When you execute strace –p process ID, system calls for the specified process ID are displayed. This method is useful when debugging.
ltrace
Just as strace displays system calls, ltrace displays the functions, arguments, and results of the executed command in the standard error output. ltrace does not reveal from which libraries functions are called.
The example below is an example of ltrace executed in the same manner as strace.
```
$ ltrace /bin/ls -a /var/tmp/
strrchr(“/bin/ls”, ‘/’) = “/ls”
setlocale(LC_ALL, “”) = “ja_JP.UTF-8”
bindtextdomain(“coreutils”, “/usr/share/locale”) = “/usr/share/locale”
textdomain(“coreutils”) = “coreutils”
__cxa_atexit(0x7f4c0e40cca0, 0, 0x7f4c0e620008, 1) = 0
…
opendir(“/var/tmp/”) = 0x7fffcb78f640
readdir(0x7fffcb78f640) = 0x7fffcb78f670
__errno_location() = 0x7f4c0e3d0ed8
__ctype_get_mb_cur_max() = 6
strlen(“.”) = 1
strlen(“.”) = 1
memcpy(0x7fffcb78f5b0, “.\0”, 2) = 0x7fffcb78f5b0
readdir(0x7fffcb78f640) = 0x7fffcb78f688
__errno_location() = 0x7f4c0e3d0ed8
__ctype_get_mb_cur_max() = 6
strlen(“..”) = 2
strlen(“..”) = 2
memcpy(0x7fffcb797680, “..\0”, 3) = 0x7fffcb797680
readdir(0x7fffcb78f640) = 0
closedir(0x7fffcb78f640) = 0
_setjmp(0x7f4c0e620300, 0, 0x7fffcb78f5e0, 0x7fffcb78a910) = 0
__errno_location() = 0x7f4c0e3d0ed8
strcoll(“.”, “..”) = -1
realloc(0, 96) = 0x7fffcb78f640
strlen(“.”) = 1
…
fflush(0x7f4c0ddbc680) = 0
fclose(0x7f4c0ddbc680) = 0
+++ exited (status 0) +++
```
As you can see, because ls is written in C, it contains many C standard functions.
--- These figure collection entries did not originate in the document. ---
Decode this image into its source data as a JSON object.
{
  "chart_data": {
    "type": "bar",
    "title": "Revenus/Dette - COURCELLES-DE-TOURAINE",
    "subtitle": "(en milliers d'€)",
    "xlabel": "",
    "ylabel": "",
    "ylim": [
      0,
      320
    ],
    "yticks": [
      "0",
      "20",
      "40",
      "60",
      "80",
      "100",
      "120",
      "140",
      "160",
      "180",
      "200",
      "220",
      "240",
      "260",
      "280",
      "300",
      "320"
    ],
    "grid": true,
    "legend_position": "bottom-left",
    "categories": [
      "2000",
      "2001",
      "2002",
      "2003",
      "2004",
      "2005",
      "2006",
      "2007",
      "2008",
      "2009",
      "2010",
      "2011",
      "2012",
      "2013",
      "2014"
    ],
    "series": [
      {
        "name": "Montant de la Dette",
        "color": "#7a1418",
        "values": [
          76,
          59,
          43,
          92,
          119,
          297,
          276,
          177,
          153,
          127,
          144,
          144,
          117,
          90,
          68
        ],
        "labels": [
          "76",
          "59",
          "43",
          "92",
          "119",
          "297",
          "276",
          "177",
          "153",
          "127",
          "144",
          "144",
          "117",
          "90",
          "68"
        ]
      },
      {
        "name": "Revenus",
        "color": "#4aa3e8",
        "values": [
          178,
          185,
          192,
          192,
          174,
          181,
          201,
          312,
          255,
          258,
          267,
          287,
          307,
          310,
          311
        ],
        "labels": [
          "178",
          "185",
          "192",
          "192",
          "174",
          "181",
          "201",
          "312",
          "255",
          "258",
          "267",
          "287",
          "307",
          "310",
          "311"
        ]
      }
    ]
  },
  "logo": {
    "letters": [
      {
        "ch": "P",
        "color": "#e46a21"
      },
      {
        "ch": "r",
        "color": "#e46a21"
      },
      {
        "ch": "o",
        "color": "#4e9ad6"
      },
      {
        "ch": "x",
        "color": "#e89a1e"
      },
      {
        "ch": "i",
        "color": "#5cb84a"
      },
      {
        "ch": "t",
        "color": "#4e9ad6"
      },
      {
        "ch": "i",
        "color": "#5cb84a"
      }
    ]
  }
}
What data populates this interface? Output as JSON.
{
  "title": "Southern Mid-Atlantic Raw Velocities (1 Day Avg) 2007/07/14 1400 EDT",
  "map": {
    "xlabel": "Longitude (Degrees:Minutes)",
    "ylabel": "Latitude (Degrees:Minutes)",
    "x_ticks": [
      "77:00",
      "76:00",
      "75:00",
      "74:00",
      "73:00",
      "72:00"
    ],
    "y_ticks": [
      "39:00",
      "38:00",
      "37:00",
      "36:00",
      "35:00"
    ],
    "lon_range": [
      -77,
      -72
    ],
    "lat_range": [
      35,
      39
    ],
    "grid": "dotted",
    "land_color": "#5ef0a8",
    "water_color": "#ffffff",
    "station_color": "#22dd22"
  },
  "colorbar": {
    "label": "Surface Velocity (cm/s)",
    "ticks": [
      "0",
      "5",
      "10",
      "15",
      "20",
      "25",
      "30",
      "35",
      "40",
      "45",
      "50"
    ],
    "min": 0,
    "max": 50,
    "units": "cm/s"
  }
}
You may also find it interesting to compare the results of strace and ltrace.
Like strace, when you execute ltrace –p process ID, the function calls for the specified process will be displayed.
In conclusion
Right now, much of software is being developed in languages other than C and C++. So I recommend debugging in an integrated development environment (IDE). But don’t forget that even now, many applications, including GNU userland programs, are written and distributed in the C language. So it’s important to know how ELF executable files work in a distributed package and what libraries are needed. I hope this column will be helpful when you face this situation.